Vale destacar que o São Paulo registrou boletim de ocorrência contra os envolvidos e está colaborando para que eles sejam identificados e punidos, segundo informou o clube. Não ficou só na nota de repúdio, aparentemente –ainda bem.

Mas e quem estava ao redor? E os policiais que passaram perto e não fizeram nada além de afastar o agressor, em vez de levá-lo para a delegacia após o flagrante? Quando presencia uma pessoa reproduzindo comportamentos racistas e não faz nada a respeito, você está sendo conivente.

O mesmo se dá, comumente, com casos de assédio. Chamaram a atenção denúncias feitas por mulheres que foram assediadas (algumas beijadas à força) no Mineirão em jogos ao longo deste ano. Elas questionaram o tratamento dos seguranças do estádio quando foram relatar o que passaram –nenhum dos profissionais se propôs a afastar os assediadores– e até mesmo a indiferença das pessoas por perto, que não fizeram nada para ajudar as vítimas.

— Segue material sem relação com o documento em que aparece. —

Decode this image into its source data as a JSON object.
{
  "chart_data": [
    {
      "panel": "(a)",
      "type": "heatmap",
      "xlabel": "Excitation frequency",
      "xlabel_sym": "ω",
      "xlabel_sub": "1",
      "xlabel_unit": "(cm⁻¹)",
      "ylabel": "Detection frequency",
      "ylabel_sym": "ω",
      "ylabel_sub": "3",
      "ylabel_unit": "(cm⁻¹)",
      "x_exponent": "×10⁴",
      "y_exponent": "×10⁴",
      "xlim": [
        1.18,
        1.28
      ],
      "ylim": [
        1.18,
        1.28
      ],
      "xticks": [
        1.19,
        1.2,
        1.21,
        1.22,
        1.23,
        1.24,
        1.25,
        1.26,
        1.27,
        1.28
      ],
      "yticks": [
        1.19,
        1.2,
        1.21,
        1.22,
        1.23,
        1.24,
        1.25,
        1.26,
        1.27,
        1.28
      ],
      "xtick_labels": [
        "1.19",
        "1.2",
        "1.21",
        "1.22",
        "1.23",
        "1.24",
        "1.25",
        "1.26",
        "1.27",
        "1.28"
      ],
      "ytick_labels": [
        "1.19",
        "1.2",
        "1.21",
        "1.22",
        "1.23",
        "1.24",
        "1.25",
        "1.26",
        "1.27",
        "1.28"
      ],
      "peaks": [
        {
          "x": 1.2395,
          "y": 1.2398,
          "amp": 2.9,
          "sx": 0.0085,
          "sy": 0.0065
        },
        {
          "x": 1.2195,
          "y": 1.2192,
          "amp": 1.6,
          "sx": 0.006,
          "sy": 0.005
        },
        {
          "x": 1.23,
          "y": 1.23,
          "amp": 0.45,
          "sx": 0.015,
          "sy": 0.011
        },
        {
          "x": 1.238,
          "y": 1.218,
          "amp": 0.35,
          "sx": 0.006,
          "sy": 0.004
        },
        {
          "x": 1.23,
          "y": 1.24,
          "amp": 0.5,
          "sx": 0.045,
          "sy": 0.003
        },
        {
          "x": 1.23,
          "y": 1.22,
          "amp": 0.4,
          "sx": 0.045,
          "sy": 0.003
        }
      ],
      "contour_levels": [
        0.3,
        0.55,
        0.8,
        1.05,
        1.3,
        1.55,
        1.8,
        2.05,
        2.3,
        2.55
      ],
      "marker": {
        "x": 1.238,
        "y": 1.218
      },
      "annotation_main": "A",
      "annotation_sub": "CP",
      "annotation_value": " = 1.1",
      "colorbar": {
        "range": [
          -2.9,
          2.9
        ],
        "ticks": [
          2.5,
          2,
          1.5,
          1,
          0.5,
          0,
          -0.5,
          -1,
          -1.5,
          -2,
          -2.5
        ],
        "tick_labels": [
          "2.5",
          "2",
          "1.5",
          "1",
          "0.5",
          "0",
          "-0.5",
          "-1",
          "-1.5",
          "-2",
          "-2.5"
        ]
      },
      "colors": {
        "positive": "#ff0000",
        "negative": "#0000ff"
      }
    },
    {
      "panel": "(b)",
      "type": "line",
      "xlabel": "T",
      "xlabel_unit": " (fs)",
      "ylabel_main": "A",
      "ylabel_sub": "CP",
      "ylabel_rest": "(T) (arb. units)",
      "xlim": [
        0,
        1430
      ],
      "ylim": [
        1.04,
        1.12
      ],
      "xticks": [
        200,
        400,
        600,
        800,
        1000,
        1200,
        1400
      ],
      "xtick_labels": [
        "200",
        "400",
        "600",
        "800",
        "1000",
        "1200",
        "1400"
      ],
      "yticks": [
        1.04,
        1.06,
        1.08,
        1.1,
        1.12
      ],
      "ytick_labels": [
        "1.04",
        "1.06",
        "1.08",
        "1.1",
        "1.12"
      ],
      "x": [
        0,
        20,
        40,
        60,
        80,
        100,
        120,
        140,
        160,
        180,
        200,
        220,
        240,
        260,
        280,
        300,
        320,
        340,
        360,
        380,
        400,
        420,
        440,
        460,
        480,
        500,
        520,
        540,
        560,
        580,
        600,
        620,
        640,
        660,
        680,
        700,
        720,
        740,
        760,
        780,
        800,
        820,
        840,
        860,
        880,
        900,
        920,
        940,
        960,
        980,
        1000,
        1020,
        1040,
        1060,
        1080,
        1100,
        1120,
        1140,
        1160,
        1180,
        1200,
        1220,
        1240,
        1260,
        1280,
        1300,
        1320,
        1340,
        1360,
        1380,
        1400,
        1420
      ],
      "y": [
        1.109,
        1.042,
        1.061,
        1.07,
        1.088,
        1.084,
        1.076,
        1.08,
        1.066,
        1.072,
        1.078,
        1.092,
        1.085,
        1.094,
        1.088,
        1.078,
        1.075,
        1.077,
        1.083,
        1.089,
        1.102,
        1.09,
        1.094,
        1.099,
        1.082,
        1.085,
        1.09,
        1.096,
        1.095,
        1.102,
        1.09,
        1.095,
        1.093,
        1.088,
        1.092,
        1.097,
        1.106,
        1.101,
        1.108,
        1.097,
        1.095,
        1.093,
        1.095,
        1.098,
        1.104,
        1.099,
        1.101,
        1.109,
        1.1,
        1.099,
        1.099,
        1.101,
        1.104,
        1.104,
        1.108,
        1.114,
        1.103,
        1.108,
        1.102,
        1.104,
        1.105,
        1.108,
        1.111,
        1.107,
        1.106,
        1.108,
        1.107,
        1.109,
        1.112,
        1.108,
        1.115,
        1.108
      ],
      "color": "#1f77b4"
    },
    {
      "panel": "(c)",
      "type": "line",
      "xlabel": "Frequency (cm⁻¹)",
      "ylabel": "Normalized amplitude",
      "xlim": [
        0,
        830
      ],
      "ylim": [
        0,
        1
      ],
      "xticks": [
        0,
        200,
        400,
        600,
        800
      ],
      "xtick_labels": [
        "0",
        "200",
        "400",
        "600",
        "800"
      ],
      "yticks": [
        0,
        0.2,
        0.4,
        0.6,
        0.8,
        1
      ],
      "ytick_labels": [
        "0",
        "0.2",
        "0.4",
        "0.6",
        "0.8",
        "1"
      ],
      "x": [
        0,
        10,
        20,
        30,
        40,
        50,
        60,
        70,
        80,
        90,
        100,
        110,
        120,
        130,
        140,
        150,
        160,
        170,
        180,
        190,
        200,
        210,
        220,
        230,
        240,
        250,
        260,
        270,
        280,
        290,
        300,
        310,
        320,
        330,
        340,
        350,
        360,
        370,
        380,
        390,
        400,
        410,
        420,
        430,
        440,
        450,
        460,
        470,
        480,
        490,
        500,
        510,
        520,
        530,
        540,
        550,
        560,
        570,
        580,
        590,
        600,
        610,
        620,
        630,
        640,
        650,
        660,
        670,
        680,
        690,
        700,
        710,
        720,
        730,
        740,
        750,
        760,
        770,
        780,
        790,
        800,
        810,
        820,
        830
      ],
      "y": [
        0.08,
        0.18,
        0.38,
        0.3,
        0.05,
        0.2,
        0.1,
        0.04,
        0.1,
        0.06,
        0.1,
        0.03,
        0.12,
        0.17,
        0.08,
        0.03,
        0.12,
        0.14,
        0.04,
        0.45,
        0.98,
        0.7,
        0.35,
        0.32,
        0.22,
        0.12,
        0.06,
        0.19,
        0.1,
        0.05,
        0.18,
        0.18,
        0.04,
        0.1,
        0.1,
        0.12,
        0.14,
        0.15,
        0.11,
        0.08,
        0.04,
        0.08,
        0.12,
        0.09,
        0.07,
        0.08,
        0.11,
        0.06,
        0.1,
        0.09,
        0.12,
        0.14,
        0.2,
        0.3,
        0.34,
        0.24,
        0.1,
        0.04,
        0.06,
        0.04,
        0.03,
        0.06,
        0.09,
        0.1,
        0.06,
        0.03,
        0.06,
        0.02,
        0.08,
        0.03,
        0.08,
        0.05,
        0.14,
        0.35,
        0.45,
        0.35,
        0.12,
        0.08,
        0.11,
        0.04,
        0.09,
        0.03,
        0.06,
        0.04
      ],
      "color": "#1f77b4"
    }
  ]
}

A gente foi ensinado a não se "intrometer" e a calar em situações assim. E até mesmo a não se incomodar. É como se fosse natural. Só uma brincadeira. Imagina, ele está só imitando um macaco, olha só, que engraçado. Poxa, não pode nem xavecar uma mulher no estádio agora? Foi para o jogo de short e quer que ninguém chegue perto?

O mundo está ficando chato, é o que costumam dizer. Bom, o mundo precisa ficar ainda muito mais chato para os racistas e assediadores. Por enquanto, ainda está muito confortável para eles.